Rose Mukantabana (born 31 August 1961) is a lawyer and women's rights activist. She is the former President of the Chamber of Deputies of Rwanda and was the first woman elected to the post. She was elected to serve as chair of the African Parliamentary Union from 2013-2015.

==Biography==
Rose Mukantabana was born 31 August 1961 in Nyanza District, Southern Province, Rwanda. She graduated from high school and began working in the civil service in 1980, first in the Rwanda Society for Insurance and later in the Ministry of Public Services. In 1992, she entered the National University of Rwanda and graduated with a law degree in 1996. That year, she began working for Haguruka Association, an NGO which focuses on human rights and specifically rights of women and children. Spending nine years at the organization, she began as a Legal Assistant and worked up to Coordinator of Legal Affairs. After serving as National Executive Secretary, Mukantabana returned to school. Studying in Belgium, she earned a post-graduate "specialized diploma in human rights" from Université Saint-Louis Bruxelles.
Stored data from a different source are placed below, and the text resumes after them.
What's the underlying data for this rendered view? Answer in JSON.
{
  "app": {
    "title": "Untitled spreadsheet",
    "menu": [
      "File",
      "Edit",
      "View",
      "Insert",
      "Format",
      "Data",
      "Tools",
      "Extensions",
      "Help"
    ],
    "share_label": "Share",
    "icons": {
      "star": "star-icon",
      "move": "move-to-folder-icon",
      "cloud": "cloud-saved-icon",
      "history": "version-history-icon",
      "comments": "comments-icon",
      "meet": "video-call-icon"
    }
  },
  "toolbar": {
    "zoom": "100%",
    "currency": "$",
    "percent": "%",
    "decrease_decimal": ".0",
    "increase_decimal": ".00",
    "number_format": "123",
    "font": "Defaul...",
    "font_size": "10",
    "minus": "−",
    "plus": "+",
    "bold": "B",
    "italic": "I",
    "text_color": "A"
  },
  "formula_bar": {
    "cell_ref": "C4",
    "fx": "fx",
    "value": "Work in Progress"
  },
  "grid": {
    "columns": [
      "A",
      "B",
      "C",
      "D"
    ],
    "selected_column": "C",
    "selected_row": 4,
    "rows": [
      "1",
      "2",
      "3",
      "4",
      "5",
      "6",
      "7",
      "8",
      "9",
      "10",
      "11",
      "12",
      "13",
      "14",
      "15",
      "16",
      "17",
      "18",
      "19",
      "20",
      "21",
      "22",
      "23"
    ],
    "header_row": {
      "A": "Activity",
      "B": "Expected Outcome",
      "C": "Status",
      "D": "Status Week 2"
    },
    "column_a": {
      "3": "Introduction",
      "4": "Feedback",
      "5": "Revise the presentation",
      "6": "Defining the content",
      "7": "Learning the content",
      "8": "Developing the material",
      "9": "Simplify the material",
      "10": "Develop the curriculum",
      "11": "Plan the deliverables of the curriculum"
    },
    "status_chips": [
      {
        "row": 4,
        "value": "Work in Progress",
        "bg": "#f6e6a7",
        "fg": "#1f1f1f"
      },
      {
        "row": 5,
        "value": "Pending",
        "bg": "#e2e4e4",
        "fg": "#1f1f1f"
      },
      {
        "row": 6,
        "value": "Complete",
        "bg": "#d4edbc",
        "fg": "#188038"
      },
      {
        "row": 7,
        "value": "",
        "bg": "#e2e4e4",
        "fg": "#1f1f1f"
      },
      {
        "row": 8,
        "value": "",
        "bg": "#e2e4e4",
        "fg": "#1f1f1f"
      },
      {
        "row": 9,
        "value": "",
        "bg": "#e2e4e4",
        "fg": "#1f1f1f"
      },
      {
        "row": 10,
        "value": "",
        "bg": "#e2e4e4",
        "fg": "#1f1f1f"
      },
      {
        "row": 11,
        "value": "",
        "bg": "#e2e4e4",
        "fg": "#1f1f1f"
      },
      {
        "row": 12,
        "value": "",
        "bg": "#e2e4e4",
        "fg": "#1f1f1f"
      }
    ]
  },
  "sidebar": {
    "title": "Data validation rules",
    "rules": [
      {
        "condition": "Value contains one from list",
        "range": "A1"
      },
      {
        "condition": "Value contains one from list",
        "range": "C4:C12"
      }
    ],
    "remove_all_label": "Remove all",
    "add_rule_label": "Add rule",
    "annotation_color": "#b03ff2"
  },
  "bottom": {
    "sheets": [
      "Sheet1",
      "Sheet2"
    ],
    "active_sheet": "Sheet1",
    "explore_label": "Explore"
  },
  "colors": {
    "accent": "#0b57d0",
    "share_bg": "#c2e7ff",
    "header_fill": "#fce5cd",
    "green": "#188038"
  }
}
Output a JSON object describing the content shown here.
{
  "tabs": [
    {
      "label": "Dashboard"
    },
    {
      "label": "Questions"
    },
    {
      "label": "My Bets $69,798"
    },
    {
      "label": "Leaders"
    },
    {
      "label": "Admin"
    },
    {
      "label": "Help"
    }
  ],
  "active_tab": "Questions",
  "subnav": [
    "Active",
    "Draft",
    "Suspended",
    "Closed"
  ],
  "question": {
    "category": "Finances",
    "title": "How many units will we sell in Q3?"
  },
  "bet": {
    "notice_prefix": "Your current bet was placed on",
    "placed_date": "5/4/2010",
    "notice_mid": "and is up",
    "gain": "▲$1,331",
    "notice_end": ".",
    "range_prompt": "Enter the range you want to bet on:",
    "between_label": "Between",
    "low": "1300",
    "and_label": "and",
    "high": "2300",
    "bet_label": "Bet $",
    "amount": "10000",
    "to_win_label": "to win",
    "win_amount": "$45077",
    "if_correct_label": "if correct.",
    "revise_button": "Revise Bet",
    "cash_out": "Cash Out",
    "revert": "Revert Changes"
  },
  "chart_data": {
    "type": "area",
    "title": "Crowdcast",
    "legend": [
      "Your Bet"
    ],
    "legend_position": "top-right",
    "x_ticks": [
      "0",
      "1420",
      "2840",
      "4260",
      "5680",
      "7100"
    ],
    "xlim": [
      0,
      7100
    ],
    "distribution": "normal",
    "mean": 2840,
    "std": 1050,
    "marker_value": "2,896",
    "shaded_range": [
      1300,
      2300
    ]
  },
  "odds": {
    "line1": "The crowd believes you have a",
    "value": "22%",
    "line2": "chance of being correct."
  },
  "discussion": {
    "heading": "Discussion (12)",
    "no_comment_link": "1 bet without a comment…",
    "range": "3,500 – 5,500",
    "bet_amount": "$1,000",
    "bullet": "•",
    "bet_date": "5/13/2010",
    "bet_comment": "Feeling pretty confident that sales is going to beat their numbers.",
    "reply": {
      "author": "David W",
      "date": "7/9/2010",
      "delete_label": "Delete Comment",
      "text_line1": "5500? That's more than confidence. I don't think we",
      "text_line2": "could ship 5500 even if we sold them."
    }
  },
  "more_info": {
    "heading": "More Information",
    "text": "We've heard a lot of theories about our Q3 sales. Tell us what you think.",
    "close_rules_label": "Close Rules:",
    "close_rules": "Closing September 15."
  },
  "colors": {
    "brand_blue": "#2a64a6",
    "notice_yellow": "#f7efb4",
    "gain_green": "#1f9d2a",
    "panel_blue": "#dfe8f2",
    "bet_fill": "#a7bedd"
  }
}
In 2002, she was serving as vice president of Pro-Femmes, a pacifist umbrella organization which coordinated the efforts of 43 NGOs for women's development and rights. In 2005, she began working as the National Coordinator of the Women’s Legal Rights Initiative sponsored by USAID and in 2007, moved to ActionAid International Rwanda, first serving as Women's Rights Coordinator and later as the Program Development Manager. In 2008, she was elected as a Member of Parliament representing the Kigali City constituency. On 6 October 2008, she was elected by her fellow MPs to serve as President of the Chamber of Deputies of Rwanda until 2013 by a margin of 70 for and 10 against. Her election made her the first female to head the parliamentary body. In 2012, she was elected to serve as the chair of the African Parliamentary Union (APU) through 2015.